The boy developed a severe eating disorder at age 12 after a doctor suggested that he be given hormones to induce puberty.

In his case it looks like his gender dypshoria triggered his eating disorder, but he probably had a predisposition to problems with eating.

Treatment focused on three things: building up his weight, therapy with his family, and therapy with the patient around gender issues. In addition, a teacher was involved to prevent bullying at school. The boy refused the hormone treatments to induce puberty.

The patient’s weight improved steadily until his size was normal for his age and height, but the therapists thought he might relapse in the future due to family conflict and social prejudice.

In this case what worked was a combination of therapy for both the eating disorder and the gender dysphoria, along with family issues.

As always, it is important to remember that this is a case study of just one person. So far, the main conclusion I can draw from cases studies is that each person’s story is different.

More details on the case:

The boy had been gender non-conforming since he was three and had stated that he wished to be a girl. At age 10 his weight dropped and he was referred to a psychiatrist who diagnosed him with gender identity disorder. He was being bullied at school for being gender non-conforming and developed depression, abdominal pain, and headaches.* He was also dealing with severe conflicts between his parents and an older brother with behavior problems.

At that time, therapists helped him develop coping strategies to deal with the bullying and counseled his parents. His eating, weight, and mood improved quickly.

At age 12, his weight dropped rapidly and he had cold extremities and no signs of puberty. He was living on water biscuits and low calorie orange squash (sweet fruit juice) while exercising up to five hours a day.

He was diagnosed with anorexia “in a context of long-standing eating problems and marital disharmony,” with the doctor’s recommendation of hormones to induce puberty as a “significant precipitant.”

“… he admitted feeling uncertain about hormone treatment. He wanted the comfort of acceptance by his social peer group, but felt happiest and most at ease in a feminine role. After the issue of hormone treatment was raised, B. briefly attempted to control and even deny cross-gender behaviors as if forcing himself to conform to male sex stereotypes. His behaviour soon returned to being highly effeminate. He dressed in female clothing and jewellery whenever he could, wore make-up and stylized his hair into a long pony-tail. His interests were hairdressing, fashion magazines, and knitting. At school he associated only with girls and was physically nauseated at the idea of having to play contact sports like rugby with other boys.”

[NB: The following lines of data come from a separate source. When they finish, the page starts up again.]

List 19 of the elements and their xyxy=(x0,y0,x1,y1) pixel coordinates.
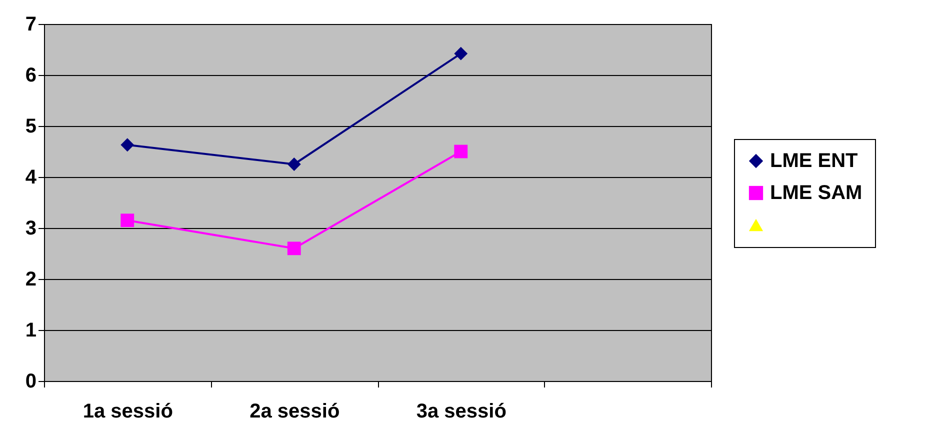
point xyxy=(454,46,468,60)
x-tick-label: 1a sessió xyxy=(82,400,173,422)
y-tick-label: 5 xyxy=(25,116,36,138)
point xyxy=(120,214,134,228)
y-tick-label: 3 xyxy=(25,218,36,240)
point xyxy=(287,242,301,256)
legend-label: LME ENT xyxy=(770,150,858,172)
y-tick-label: 4 xyxy=(25,166,38,188)
y-tick-label: 6 xyxy=(25,64,36,86)
y-tick-label: 7 xyxy=(25,14,36,36)
y-tick-label: 2 xyxy=(25,268,36,290)
point xyxy=(120,138,134,152)
x-tick-label: 2a sessió xyxy=(250,400,340,422)
point xyxy=(454,144,468,158)
x-tick-label: 3a sessió xyxy=(416,400,506,422)
legend-label: LME SAM xyxy=(770,182,862,204)
y-tick-label: 1 xyxy=(25,320,36,342)
point xyxy=(287,158,301,171)
y-tick-label: 0 xyxy=(25,370,36,392)
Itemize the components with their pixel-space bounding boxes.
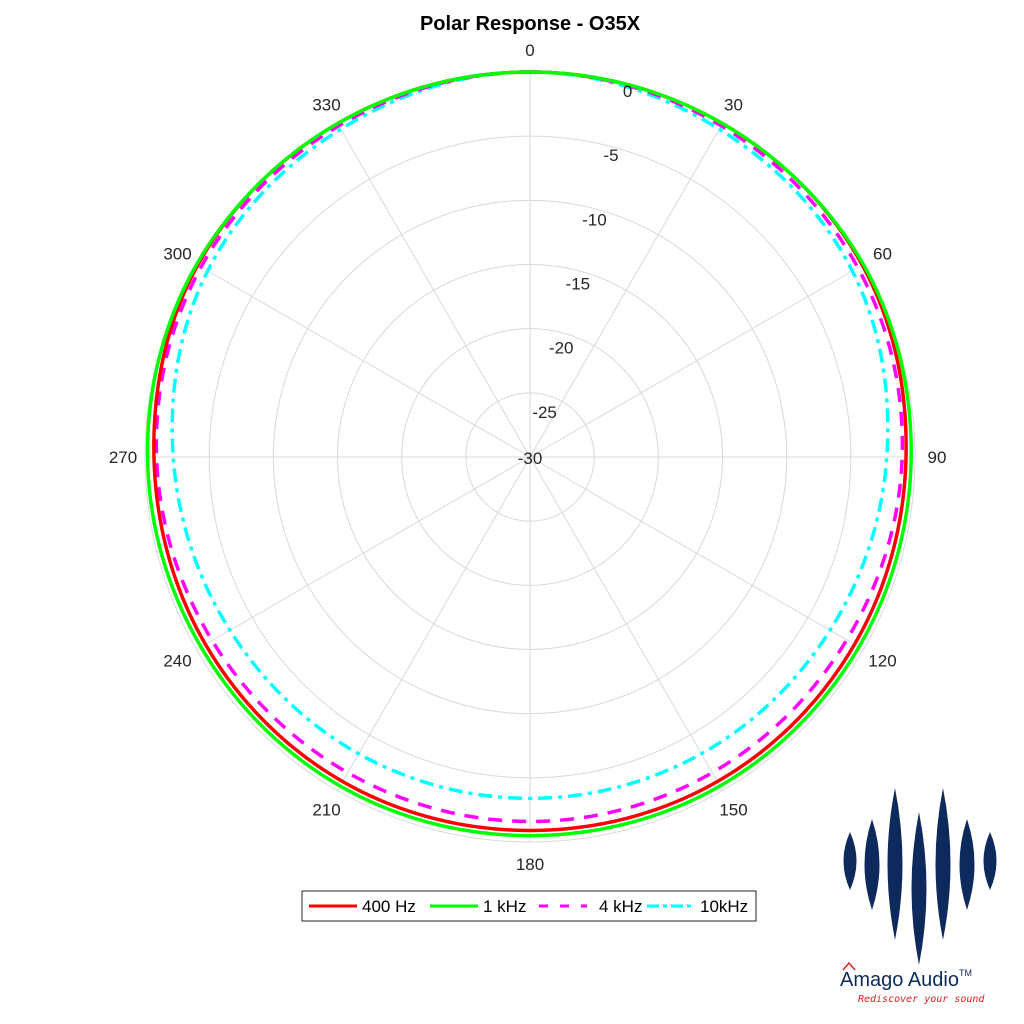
wave-bar (843, 832, 857, 890)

Treatment included individual therapy related to his gender dysphoria:

“Individual work with B. was difficult because of his high level of denial. Over a period of time he began to focus on his dilemma between social conformity which would allow acceptance by others and his acknowledgement of his own revulsion at the idea of his developing male sexuality. In therapy he recognized that he had attempted to delay puberty by restricting his calorie intake. His anxiety about puberty related to his fear of the development of male secondary sex characteristics, the acquisition of a male sex drive, and potential loss of slimness. He was troubled and confused by homosexual and heterosexual fantasies. Exploration of these themes allowed some gradual resolution. Over a period of several months, he began to see some positive benefits from the eventual development of secondary male sex characteristics and to recognize that these changes did not necessarily preclude the continuance of cross-gender behaviour which was an undeniable part of his identity.”

A teacher at his school was also involved to “provide a contact in school who could help B. with teasing and tactfully educate other staff members about his special needs.”

His weight improved steadily and stabilized at 95 percent expected weight for his age and height.

Original Source:

Anorexia Nervosa in a Young Boy with Gender Identity Disorder of Childhood : a Case Report by E. Waters and L. Whitehead in Clin Child Psychol Psychiatry July 1997 vol. 2 no. 3 463-467.

 

*The narrative is a little confusing, but this seems to have happened before the resurgence of his eating problems at age 12.